3. The method according to claim 1, characterized in that in the second step the information on the possible arrangement of uppercase and lowercase letters includes at least four varieties according to the following criteria: all characters are uppercase, all characters are lowercase, the first character is uppercase , the rest are lowercase, the option selected based on the assessment of the completed transitions from the recognized grapheme to symbols using the first type of additional information.

4. The method according to claim 1, characterized in that they use a dictionary of possible fragments of words that exist in a natural language.

5. The method according to claim 4, characterized in that each combination of possible fragments of words is provided with an estimate of the probability of use in the text.

6. The method according to claim 4, characterized in that for evaluating the word, patterns are used that differ in the composition and types of incoming characters: a bilingual word, and / or a bilingual word with numbers, and / or a dictionary identifier, and / or abbreviation, and / or a number, and / or a Roman number, and / or a number with a suffix (ordinal number), and / or a number with a prefix, and / or a word from punctuators, and / or a word + number, and / or a word with a number inside, and / or a word with brackets, and / or a phone number, and / or a URL pattern, and / or a file name together with full location information, and / or a regular pattern single expressions, and / or an auxiliary pattern.

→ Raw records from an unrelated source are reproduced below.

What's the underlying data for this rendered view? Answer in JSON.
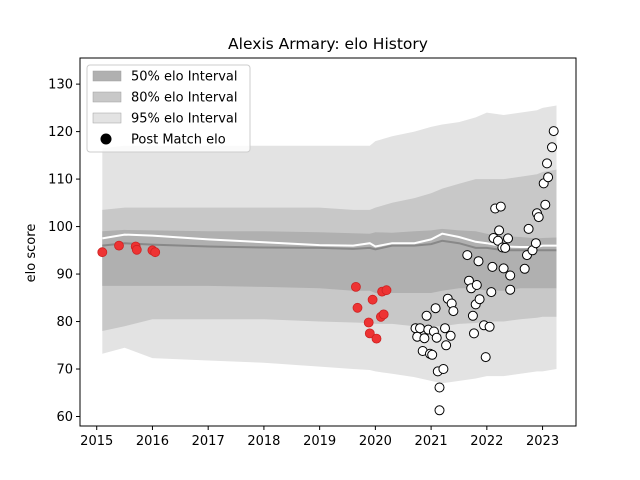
{
  "chart_data": {
    "type": "scatter",
    "title": "Alexis Armary: elo History",
    "xlabel": "",
    "ylabel": "elo score",
    "xlim": [
      2014.7,
      2023.6
    ],
    "ylim": [
      58,
      135.5
    ],
    "xticks": [
      2015,
      2016,
      2017,
      2018,
      2019,
      2020,
      2021,
      2022,
      2023
    ],
    "yticks": [
      60,
      70,
      80,
      90,
      100,
      110,
      120,
      130
    ],
    "grid": false,
    "legend_placement": "top-left",
    "legend": [
      {
        "label": "50% elo Interval",
        "kind": "band50"
      },
      {
        "label": "80% elo Interval",
        "kind": "band80"
      },
      {
        "label": "95% elo Interval",
        "kind": "band95"
      },
      {
        "label": "Post Match elo",
        "kind": "marker"
      }
    ],
    "colors": {
      "band50": "#b0b0b0",
      "band80": "#c8c8c8",
      "band95": "#e3e3e3",
      "mean_line": "#ffffff",
      "median_line": "#888888",
      "red_marker": "#ee3333",
      "white_marker": "#ffffff",
      "marker_edge": "#000000"
    },
    "bands": {
      "x": [
        2015.1,
        2015.5,
        2016,
        2017,
        2018,
        2019,
        2019.6,
        2019.9,
        2020.0,
        2020.3,
        2020.7,
        2021.0,
        2021.2,
        2021.5,
        2021.8,
        2022.0,
        2022.3,
        2022.6,
        2022.9,
        2023.0,
        2023.25
      ],
      "p95_hi": [
        116.5,
        117,
        117,
        117,
        117,
        117,
        117,
        117,
        118,
        119,
        120,
        121,
        121.5,
        122,
        123,
        124,
        123.5,
        124,
        124.5,
        125,
        125.5
      ],
      "p80_hi": [
        103.5,
        104,
        104,
        104,
        104,
        104,
        103.5,
        103.5,
        104,
        105,
        106,
        107,
        108,
        109,
        110,
        110,
        110,
        110.5,
        111,
        111.5,
        112
      ],
      "p50_hi": [
        99,
        99.3,
        99.2,
        99,
        99,
        98.8,
        98.6,
        98.5,
        98.8,
        98.7,
        99,
        99.2,
        99.5,
        99.2,
        99,
        98.5,
        98,
        97.8,
        97.5,
        97.6,
        97.7
      ],
      "p50_lo": [
        87.5,
        87.5,
        87.5,
        87.5,
        87.3,
        87,
        86.5,
        86.5,
        86,
        86,
        86,
        86,
        86.5,
        87,
        87,
        86.5,
        86.5,
        87,
        87,
        87,
        87
      ],
      "p80_lo": [
        78,
        79,
        80.5,
        80.5,
        80.5,
        80,
        79.8,
        79.7,
        79.5,
        79.5,
        79,
        79,
        79,
        79.5,
        79.7,
        80,
        80,
        80.5,
        80.8,
        81,
        81
      ],
      "p95_lo": [
        73.2,
        74.5,
        72.3,
        71.8,
        71.3,
        70.5,
        70,
        69.8,
        69.5,
        69,
        68.3,
        67.5,
        67,
        67.5,
        68,
        68.5,
        68.5,
        69,
        69.5,
        69.5,
        70
      ],
      "mean": [
        97.5,
        98.3,
        98.1,
        97.3,
        96.7,
        96.1,
        96,
        96.5,
        95.8,
        96.5,
        96.5,
        97.3,
        98.5,
        97.8,
        96.8,
        96.5,
        95.8,
        95.7,
        95.7,
        96,
        96
      ],
      "median": [
        96,
        96.5,
        96.2,
        95.8,
        95.6,
        95.5,
        95.3,
        95.5,
        95.2,
        96,
        96,
        96.3,
        97,
        96.5,
        95.5,
        95.5,
        95,
        95,
        95,
        95,
        95
      ]
    },
    "red_points": [
      {
        "x": 2015.1,
        "y": 94.6
      },
      {
        "x": 2015.4,
        "y": 96
      },
      {
        "x": 2015.7,
        "y": 95.8
      },
      {
        "x": 2015.72,
        "y": 95.1
      },
      {
        "x": 2016.0,
        "y": 95
      },
      {
        "x": 2016.05,
        "y": 94.6
      },
      {
        "x": 2019.65,
        "y": 87.3
      },
      {
        "x": 2019.68,
        "y": 82.9
      },
      {
        "x": 2019.88,
        "y": 79.8
      },
      {
        "x": 2019.9,
        "y": 77.5
      },
      {
        "x": 2019.95,
        "y": 84.6
      },
      {
        "x": 2020.02,
        "y": 76.4
      },
      {
        "x": 2020.1,
        "y": 81
      },
      {
        "x": 2020.15,
        "y": 81.5
      },
      {
        "x": 2020.12,
        "y": 86.3
      },
      {
        "x": 2020.2,
        "y": 86.6
      }
    ],
    "white_points": [
      {
        "x": 2020.72,
        "y": 78.6
      },
      {
        "x": 2020.75,
        "y": 76.8
      },
      {
        "x": 2020.8,
        "y": 78.6
      },
      {
        "x": 2020.85,
        "y": 73.8
      },
      {
        "x": 2020.88,
        "y": 76.5
      },
      {
        "x": 2020.92,
        "y": 81.2
      },
      {
        "x": 2020.95,
        "y": 78.3
      },
      {
        "x": 2020.98,
        "y": 73.2
      },
      {
        "x": 2021.02,
        "y": 73
      },
      {
        "x": 2021.05,
        "y": 77.9
      },
      {
        "x": 2021.08,
        "y": 82.8
      },
      {
        "x": 2021.1,
        "y": 76.6
      },
      {
        "x": 2021.12,
        "y": 69.5
      },
      {
        "x": 2021.15,
        "y": 66.1
      },
      {
        "x": 2021.15,
        "y": 61.3
      },
      {
        "x": 2021.22,
        "y": 70
      },
      {
        "x": 2021.25,
        "y": 78.6
      },
      {
        "x": 2021.27,
        "y": 75
      },
      {
        "x": 2021.3,
        "y": 84.8
      },
      {
        "x": 2021.35,
        "y": 77
      },
      {
        "x": 2021.37,
        "y": 83.8
      },
      {
        "x": 2021.4,
        "y": 82.2
      },
      {
        "x": 2021.65,
        "y": 94
      },
      {
        "x": 2021.68,
        "y": 88.6
      },
      {
        "x": 2021.72,
        "y": 87
      },
      {
        "x": 2021.75,
        "y": 81.2
      },
      {
        "x": 2021.77,
        "y": 77.5
      },
      {
        "x": 2021.8,
        "y": 83.6
      },
      {
        "x": 2021.82,
        "y": 87.7
      },
      {
        "x": 2021.85,
        "y": 92.7
      },
      {
        "x": 2021.87,
        "y": 84.7
      },
      {
        "x": 2021.95,
        "y": 79.2
      },
      {
        "x": 2021.98,
        "y": 72.5
      },
      {
        "x": 2022.05,
        "y": 78.9
      },
      {
        "x": 2022.08,
        "y": 86.2
      },
      {
        "x": 2022.1,
        "y": 91.5
      },
      {
        "x": 2022.12,
        "y": 97.6
      },
      {
        "x": 2022.15,
        "y": 103.8
      },
      {
        "x": 2022.2,
        "y": 97
      },
      {
        "x": 2022.22,
        "y": 99.2
      },
      {
        "x": 2022.25,
        "y": 104.2
      },
      {
        "x": 2022.28,
        "y": 95.6
      },
      {
        "x": 2022.3,
        "y": 91.2
      },
      {
        "x": 2022.33,
        "y": 95.5
      },
      {
        "x": 2022.38,
        "y": 97.5
      },
      {
        "x": 2022.42,
        "y": 89.7
      },
      {
        "x": 2022.42,
        "y": 86.7
      },
      {
        "x": 2022.68,
        "y": 91.1
      },
      {
        "x": 2022.72,
        "y": 94
      },
      {
        "x": 2022.75,
        "y": 99.5
      },
      {
        "x": 2022.82,
        "y": 95
      },
      {
        "x": 2022.88,
        "y": 96.5
      },
      {
        "x": 2022.9,
        "y": 102.8
      },
      {
        "x": 2022.93,
        "y": 102
      },
      {
        "x": 2023.02,
        "y": 109.1
      },
      {
        "x": 2023.05,
        "y": 104.6
      },
      {
        "x": 2023.08,
        "y": 113.3
      },
      {
        "x": 2023.1,
        "y": 110.4
      },
      {
        "x": 2023.17,
        "y": 116.7
      },
      {
        "x": 2023.2,
        "y": 120.1
      }
    ]
  }
}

7. The method according to claim 1, characterized in that it contains a means for adding new rules and restrictions, including the introduction of rules for data types, which are divided into simple and composite.

8. The method according to claim 7, characterized in that the composite data types form as a connection of at least two simple or any combination of simple and composite data types.

9. The method according to claim 7, in which the data type is set in the form of at least the following characteristics: a list of characters allowed for use in words, and / or an additional rule restricting the list of characters, and / or a list of punctuation marks allowed for use, and / or grammar rules for frequently occurring words or fragments of words.